Posted on 07-30-2014 by
Tags: content , writinglegally , legal writing , change , career advancement , Upgrading Your Skills , #writinglegally , Law School Faculty , writing

Lawyers make money being persuasive and concise writing allows you to cover more points than if you must omit some because your primary issue has filled the available pages. So remember, the most effective letter doesn’t bury the point in verbiage. To cut the verbiage from your writing, make sure every word counts and sentence construction is terse. Here are some suggestions, as reported in a recent article Even Judges Appreciate Shorter Briefs via attorneyatwork.com

Reconsider Adjectives and Adverbs: “Clearly” may be the most abused word in legal writing. Often the point being made is not clear at all. If you have made your point clearly, it will stand on its own merit. Word-search for “very” in your writing, too. Frequently, “very” adds nothing, and the sentence is more dramatic without that word: “The driveway was very long” versus “The driveway was long.” Specificity improves credibility. The reader makes the judgment call, rather than relying on the writer’s conclusion: “The driveway was 50 yards long.” Remove instances of “very” that clutter your writing.

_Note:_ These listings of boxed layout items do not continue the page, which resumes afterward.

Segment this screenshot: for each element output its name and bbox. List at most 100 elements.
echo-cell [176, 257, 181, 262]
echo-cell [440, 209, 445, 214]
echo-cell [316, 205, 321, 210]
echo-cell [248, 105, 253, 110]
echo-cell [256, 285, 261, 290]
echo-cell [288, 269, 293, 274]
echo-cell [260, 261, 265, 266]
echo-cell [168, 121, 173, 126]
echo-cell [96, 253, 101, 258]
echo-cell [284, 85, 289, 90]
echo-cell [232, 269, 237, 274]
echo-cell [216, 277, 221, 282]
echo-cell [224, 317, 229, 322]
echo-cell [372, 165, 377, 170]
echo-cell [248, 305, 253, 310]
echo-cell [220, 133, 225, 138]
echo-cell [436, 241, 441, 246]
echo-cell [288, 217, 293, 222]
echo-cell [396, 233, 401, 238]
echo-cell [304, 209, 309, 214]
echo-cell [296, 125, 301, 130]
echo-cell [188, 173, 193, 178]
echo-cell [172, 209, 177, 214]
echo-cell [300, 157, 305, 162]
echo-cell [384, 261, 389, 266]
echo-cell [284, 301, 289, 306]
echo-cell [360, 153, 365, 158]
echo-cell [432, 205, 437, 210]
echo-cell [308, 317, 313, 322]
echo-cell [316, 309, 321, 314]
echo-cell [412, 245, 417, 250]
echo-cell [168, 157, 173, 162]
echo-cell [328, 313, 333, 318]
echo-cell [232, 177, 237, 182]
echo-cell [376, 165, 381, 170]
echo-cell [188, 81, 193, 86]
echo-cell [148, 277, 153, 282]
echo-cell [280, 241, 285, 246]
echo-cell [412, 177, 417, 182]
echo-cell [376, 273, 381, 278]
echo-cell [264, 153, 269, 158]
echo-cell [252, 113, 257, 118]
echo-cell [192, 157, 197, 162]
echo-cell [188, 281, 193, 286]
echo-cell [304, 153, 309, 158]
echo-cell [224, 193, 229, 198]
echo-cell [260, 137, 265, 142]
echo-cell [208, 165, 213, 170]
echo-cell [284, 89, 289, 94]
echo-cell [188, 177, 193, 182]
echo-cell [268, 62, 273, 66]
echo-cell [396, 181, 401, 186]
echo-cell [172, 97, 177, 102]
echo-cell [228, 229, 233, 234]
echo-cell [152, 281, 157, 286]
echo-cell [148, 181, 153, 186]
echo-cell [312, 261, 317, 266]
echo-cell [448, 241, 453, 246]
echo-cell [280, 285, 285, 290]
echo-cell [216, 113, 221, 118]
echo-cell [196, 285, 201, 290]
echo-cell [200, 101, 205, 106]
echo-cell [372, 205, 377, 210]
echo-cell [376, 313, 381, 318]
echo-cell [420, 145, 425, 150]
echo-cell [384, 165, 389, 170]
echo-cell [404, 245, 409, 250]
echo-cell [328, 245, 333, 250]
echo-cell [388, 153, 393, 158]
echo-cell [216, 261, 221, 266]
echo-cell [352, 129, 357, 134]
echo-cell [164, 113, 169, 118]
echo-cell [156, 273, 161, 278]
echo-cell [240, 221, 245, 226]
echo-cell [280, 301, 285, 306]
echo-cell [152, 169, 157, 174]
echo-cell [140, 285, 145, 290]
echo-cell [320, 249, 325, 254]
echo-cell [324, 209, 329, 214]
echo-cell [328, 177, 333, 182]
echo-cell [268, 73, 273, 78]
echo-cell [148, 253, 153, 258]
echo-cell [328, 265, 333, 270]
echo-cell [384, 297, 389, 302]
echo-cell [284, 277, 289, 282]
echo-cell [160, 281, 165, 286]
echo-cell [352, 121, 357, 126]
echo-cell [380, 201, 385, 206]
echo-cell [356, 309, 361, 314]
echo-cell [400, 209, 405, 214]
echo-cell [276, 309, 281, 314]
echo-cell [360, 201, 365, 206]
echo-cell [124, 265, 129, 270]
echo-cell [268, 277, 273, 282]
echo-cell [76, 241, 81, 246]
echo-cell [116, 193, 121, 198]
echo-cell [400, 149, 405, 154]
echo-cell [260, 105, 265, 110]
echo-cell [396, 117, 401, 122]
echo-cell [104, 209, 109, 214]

Beware the Passive Voice: You have probably read you should not write in the passive voice, but perhaps you have not understood why. Passive sentences can muddle the message by not disclosing the entity that performed the action: “The issue was considered closed.” Or the actor may be disclosed, but the sentence is long and weak: “The issue was considered closed by the condominium board.” Subject-verb-object is the word order of a direct sentence. Direct sentences are shorter and more to the point: “The condominium board closed discussion on the issue.” Active voice is almost always the advocate’s better choice.

Avoid Redundancy: Yes, you are making an important point. So phrase it well the first time. Repetition does not increase the persuasiveness of your writing. On the contrary, it induces the reader to skim, searching for relevance and perhaps missing the most important argument hidden among the verbiage.

Got Editing Software? Maybe you would like some editing help. Or perhaps you are already an excellent writer, but a little backup or confirmation seems like a good idea. Editing software can be a sound investment, but still requires human review, not blind acceptance of the suggested change.

Don’t Forget: Spell-check is already part of your word processing software, and you should routinely use it before transmitting documents. This function also performs some basic grammar checks. WordPerfect’s Grammatik seems to do a better job of this than Word’s Spelling & Grammar review. When I tested it, Grammatik picked up a missing lead quotation mark, but Spelling & Grammar did not.

Heed the Experts: Versions of the quote “If I had more time, I would have made it shorter” are variously attributed to many, including Blaise Pascal, T.S. Eliot and as far back as Marcus Cicero. I guess they were on to something. Take the time to shorten your work to maximize advocacy success.